Through trading connections with Hong Kong, foreign investors sold a record net 17.9 billion yuan ($3.5 billion) worth of mainland shares on Monday, turning the year-to-date number into a little net outflow. It would be the first annual decline since the stock connect program's start in 2014 if this holds through the end of the year.

Following the twice-decadent political event in the country, panic selling struck the markets on Monday, sending the Hang Seng China Enterprises Index to its lowest point since the 2008 financial crisis. Tuesday morning saw a continuation of the sell-off, with the index, a measure of Chinese companies listed in Hong Kong, dropping 0.7% as of 10:09 am local time, adding to Monday's 7.3% decline.

As worries over a lack of supportive policies from the Communist Party Congress and a reinvigorated Zero-COVID campaign frighten markets, foreign investors are on track to become sellers of Chinese stocks for the first time ever for the year.

On Tuesday morning, the benchmark CSI 300 Index in China shed another 0.8%, while the Hang Seng Index in Hong Kong dropped 1.9%. The decline stands in contrast to the strong performance of the world's markets, with Monday's closing stock prices in the US and Europe rising.

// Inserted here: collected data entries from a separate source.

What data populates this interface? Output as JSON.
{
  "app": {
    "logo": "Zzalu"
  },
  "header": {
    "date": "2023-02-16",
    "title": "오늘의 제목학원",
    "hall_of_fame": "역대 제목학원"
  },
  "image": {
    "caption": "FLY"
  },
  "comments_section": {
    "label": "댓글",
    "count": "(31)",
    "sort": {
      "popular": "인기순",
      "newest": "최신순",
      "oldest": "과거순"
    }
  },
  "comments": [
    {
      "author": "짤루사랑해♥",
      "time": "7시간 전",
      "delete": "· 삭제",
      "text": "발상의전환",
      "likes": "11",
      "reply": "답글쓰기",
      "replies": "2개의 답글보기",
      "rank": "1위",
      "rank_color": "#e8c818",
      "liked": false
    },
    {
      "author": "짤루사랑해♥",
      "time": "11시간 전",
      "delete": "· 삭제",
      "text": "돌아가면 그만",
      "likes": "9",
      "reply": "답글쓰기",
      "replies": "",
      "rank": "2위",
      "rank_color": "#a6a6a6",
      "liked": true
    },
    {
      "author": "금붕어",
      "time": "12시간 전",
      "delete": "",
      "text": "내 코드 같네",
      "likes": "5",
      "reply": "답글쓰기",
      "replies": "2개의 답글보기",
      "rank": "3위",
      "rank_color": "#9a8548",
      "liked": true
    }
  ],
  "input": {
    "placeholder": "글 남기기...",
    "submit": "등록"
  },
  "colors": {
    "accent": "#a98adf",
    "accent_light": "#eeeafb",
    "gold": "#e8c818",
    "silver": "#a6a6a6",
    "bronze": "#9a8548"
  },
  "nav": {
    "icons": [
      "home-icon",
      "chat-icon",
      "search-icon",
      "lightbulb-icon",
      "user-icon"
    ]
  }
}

With the anticipation that the leadership reshuffle would bring about the continuance of important measures like Covid-19-zero, President Xi Jinping's consolidation of power is considered a significant concern.

Investors are currently anticipating if the new leadership will be able to provide crucial stimulus to stop additional losses. The Politburo meeting and the Central Economic Work Conference, two economic conferences later this year, will be intensively scrutinized for such programs. From Hong Kong to London and New York, the massive sell-off in Chinese assets on Monday made front-page news. However, the route was as if it never happened to the Chinese state media.

As traders begin to doubt China's prospects for economic growth, which are constrained by rigorous financial restrictions and the severely damaged real estate market, bears on the country are becoming more and more prevalent. Despite the country publishing better-than-expected third-quarter gross domestic product numbers, the benchmark CSI 300 Index fell 2.9% on Monday amid the general sell-off.

The majority of the front pages of the nation's top financial publications were instead devoted to official news pieces about President Xi. On the fourth page of The Shanghai Securities News, there was a brief article about domestic equities dropping without any explanation. On Tuesday morning's top 50 trending list on Weibo, there was no mention of the sell-off either.